Harry Anderson Performance and Lecture
Mermaid Theatre, London

Friday 18th November

Reviewed by Ian Keable

Photo by Arto Airaksinen

 

Just occasionally you come across an event that really shouldn’t be missed. And one of those happened at the start of the weekend of International Magic’s 40th anniversary with a ‘show and tell’ by Harry Anderson.

Now it’s possible that many of the younger generation have never heard of Harry Anderson. At one time he was a household name in the US, playing the part of the judge in the sitcom Night Court. Although it was shown over in the UK, it didn’t achieve the status of Cheers, which is where Harry – playing a part in a couple of episodes – got the call to audition for Night Court.

However it was as a comedy magician that Harry Anderson started his career; and his persona of the loveable con man that brought him to the attention of television executives. As a magician, he supported many of the top acts in the business as well as subsequently topping the bill himself. He was therefore undoubtedly one of the major names in American magic at the end of the last century.

A US magic institution therefore; but not one over here. Apart from an appearance on one of John Fisher’s television specials (his spot was never shown!), this was his first appearance in the UK or indeed Europe. Unless you had looked at clips on YouTube, or perhaps read Mike Caveney’s book Wise Guy, the audience had no idea what to expect. I certainly didn’t.

The format of the evening was straight forward. First his professional show – lasting around an hour; and then the explanation of what we had just seen. Hard to think of a better scenario.

If you were expecting plenty of tricks for your bucks you would have been disappointed. Anderson opened with his Monarch Monte, a stage version of the Three Card Trick, memorised a pack of cards, did a comedy strait jacket escape and closed with the Magic Square. And that was it, trick-wise. It can’t be said that he performed those flawlessly. He lost his way a little in the Monarch Monte and slightly fumbled a deck switch.

But it really didn’t matter – partly because he was so laid-back and happy to reference when things weren’t going entirely to plan (“this might be happening on purpose...”); but mostly because the tricks weren’t really that important in the scheme of things. It was the chat, the engaging personality and the attitude that we had all come out for a good time that carried it through. Indeed probably the highlight of the show was his relating how he had ‘eaten’ Skippy the guinea pig on Saturday Night Live; and his follow up apology – “Well all I can say is, when it comes to nutrition, ounce for ounce, nothing beats Skippy.”

Many who had seen the show decided against attending the lecture afterwards – which was understandable. None of the tricks would have fooled a well-versed magician. At the start of the lecture I, too, was half wishing I had opted for the bar, as he began to relate his life story. But then when Anderson started talking about being aware of Instantiation and Conceit in the construction of your tricks, my ears began to prick up: partly because I had never heard of the word Instantiation; and Conceit only in reference to the attitude that most magicians I know display when performing.
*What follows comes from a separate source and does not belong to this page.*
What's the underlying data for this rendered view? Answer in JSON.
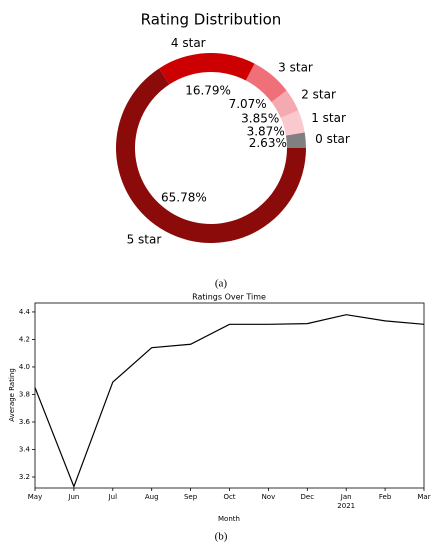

Also, as he explained the show in detail and one began to realise that everything had actually been carefully thought out and planned in advance, my admiration for him began to increase. For instance the Skippy story was part of the show – and yet when he had told it, I thought it was something he had just improvised for us as magicians.

In a similar way, everything else was tightly scripted (Anderson isn’t one of those who believes in ‘working in the moment’), building up to the unexpected climax of the Magic Square. Indeed it was only during the lecture that you appreciated you had actually been fooled with the latter after all. I, like plenty of others, had dismissed the Magic Square because we all know how that works, don’t we? But Anderson had constructed it on a huge sheet of paper which was pre-folded into sixteenths: so it was only when he revealed it at the end that you even know it was a Magic Square for sure.

Furthermore the number chosen was a genuine free choice and was 125. The memory work in that must have been phenomenal. It turned out that it was pretty much zilch; and it was all set up by another prop introduced earlier that didn’t appear to have anything to do with it.

Overall it was one of those rare performance and lectures that resonates even more as you think about it afterwards (most lectures are the opposite – you get carried away in the moment, buying the prop or lecture notes, only to regret the purchase the very next day).

To give but one example: during the show he had a man and a woman couple up to assist him in his strait jacket effect. During the preamble, he kept saying how attractive the man was, almost to the point of chatting him up. Later on, however, he contrived a situation where his head was nestling in the bosom of the lady. If he had ‘hit upon’ the woman from the start, this would have come across as lecherous. As it was, it was very funny – and the woman thought so too.

There were plenty more of those type of insights, either explained by Anderson himself or ready to be salvaged by anybody putting their thinking cap on. The overall result was that it was the undoubted magical highlight of my year: a master class in comedy magic.